Billy has 4 red marbles 5 green marbles and 8 blue marbles in a bag. He reaches into the bag pulls out 1 blue marble and does not put it back into the bag. What is the probability that the next marble he pulls out of will be red
A.4/17
B.1/4
C.4/13
D.7/16
B?
Yes! Both are right.
To find the probability that Callie does not pick a yellow pencil, we need to determine the total number of pencils in her drawer and the number of yellow pencils in her drawer.
The total number of pencils in her drawer is the sum of the number of yellow, red, white, and pink pencils: 5 + 5 + 1 + 4 = 15.
The number of yellow pencils in her drawer is 5.
Therefore, the number of non-yellow pencils in her drawer is 15 - 5 = 10.
The probability of not picking a yellow pencil can be calculated by dividing the number of non-yellow pencils by the total number of pencils:
P(not picking a yellow pencil) = Non-yellow pencils / Total pencils
= 10 / 15
= 2/3
So, the correct answer is B. 2/3.
Now, let's find the probability that Billy will draw a red marble on the next draw after pulling out a blue marble without putting it back into the bag.

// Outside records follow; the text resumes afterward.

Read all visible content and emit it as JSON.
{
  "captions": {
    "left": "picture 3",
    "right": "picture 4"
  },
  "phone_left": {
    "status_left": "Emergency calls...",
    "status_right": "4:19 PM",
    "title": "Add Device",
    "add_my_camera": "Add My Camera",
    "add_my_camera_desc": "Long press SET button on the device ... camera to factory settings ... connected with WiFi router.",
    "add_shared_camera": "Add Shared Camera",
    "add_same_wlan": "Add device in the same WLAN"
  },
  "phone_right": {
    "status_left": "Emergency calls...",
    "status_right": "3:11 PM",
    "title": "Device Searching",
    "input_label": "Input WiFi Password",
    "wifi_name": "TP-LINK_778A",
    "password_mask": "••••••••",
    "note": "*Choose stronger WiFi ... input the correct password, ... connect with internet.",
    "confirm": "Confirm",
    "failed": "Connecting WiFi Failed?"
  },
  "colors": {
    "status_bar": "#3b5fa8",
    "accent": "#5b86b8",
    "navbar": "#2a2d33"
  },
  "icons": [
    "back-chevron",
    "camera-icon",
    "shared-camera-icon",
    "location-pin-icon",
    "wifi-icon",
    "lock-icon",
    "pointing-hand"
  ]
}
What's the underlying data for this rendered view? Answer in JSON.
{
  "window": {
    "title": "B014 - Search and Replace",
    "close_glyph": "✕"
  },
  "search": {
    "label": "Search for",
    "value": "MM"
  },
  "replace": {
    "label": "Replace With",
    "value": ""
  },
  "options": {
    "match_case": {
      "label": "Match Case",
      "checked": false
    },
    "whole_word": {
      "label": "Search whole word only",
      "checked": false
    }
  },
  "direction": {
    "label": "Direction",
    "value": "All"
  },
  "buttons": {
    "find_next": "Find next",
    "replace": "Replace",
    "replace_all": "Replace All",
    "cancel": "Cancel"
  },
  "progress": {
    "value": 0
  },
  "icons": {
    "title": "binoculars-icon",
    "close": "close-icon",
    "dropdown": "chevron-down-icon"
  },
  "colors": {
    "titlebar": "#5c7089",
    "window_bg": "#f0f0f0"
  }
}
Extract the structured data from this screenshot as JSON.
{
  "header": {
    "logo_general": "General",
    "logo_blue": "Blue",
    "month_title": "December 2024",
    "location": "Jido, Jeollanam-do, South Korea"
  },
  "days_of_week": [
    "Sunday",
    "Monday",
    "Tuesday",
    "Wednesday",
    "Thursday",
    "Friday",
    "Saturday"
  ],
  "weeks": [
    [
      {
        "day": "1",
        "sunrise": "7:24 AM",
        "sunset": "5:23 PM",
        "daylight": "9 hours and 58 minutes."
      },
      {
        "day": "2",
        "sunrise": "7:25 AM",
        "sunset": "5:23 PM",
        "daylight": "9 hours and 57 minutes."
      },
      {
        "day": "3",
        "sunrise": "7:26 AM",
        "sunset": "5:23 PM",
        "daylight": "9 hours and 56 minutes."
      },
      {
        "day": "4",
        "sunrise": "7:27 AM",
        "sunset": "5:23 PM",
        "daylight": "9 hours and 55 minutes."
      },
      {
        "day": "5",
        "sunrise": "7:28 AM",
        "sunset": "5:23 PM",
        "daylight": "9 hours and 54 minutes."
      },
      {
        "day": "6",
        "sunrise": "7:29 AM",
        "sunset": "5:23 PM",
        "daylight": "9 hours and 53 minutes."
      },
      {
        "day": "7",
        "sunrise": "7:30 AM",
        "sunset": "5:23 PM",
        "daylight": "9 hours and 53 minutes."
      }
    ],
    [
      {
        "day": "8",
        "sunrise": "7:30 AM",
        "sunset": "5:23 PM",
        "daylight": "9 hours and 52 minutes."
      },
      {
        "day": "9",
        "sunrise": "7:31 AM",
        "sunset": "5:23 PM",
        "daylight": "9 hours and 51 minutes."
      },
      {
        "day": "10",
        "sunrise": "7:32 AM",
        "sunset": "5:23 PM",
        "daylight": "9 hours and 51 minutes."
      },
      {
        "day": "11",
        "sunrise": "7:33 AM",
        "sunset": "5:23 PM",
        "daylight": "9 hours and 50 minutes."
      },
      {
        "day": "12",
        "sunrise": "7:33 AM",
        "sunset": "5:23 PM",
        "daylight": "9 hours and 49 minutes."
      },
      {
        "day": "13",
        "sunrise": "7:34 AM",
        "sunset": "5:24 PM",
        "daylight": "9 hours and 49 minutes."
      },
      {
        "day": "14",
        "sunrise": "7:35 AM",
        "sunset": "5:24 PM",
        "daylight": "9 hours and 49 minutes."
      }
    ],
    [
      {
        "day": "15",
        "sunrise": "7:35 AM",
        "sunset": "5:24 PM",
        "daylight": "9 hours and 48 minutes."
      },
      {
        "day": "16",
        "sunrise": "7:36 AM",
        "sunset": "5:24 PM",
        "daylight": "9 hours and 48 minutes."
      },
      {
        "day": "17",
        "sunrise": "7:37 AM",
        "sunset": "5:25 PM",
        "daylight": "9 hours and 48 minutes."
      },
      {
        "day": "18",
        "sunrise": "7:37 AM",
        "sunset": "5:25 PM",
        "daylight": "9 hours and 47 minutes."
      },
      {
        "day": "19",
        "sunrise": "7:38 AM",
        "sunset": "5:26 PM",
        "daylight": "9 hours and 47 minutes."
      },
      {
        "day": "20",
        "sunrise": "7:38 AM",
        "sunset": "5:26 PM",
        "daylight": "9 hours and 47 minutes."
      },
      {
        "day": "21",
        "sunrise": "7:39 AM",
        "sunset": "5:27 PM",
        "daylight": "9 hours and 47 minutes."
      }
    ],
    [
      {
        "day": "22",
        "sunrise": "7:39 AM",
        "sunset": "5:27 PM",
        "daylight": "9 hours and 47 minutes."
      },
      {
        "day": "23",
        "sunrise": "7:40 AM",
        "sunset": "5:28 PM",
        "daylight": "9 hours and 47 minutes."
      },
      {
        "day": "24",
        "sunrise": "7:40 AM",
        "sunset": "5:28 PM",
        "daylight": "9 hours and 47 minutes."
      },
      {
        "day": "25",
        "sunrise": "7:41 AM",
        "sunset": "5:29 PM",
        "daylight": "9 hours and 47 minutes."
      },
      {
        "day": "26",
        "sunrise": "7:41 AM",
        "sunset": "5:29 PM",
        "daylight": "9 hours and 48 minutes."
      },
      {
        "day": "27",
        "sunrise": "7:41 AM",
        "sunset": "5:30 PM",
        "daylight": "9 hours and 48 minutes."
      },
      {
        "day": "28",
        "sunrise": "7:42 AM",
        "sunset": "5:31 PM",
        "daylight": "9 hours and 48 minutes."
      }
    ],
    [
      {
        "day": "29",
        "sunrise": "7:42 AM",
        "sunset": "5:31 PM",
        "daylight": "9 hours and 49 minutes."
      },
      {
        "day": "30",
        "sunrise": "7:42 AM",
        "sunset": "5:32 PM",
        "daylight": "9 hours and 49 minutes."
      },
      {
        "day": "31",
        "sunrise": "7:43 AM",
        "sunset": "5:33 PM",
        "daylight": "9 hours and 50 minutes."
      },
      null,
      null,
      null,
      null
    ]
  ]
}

The total number of marbles in the bag after the first draw is 4 (red marbles) + 5 (green marbles) + 8 (blue marbles) - 1 (blue marble removed) = 16.
The number of red marbles in the bag after the first draw remains at 4.
Therefore, the number of non-red marbles in the bag is 16 - 4 = 12.
The probability of drawing a red marble on the next draw can be calculated by dividing the number of remaining red marbles by the total number of marbles:
P(drawing a red marble) = Remaining red marbles / Total marbles
= 4 / 16
= 1/4
So, the correct answer is B. 1/4.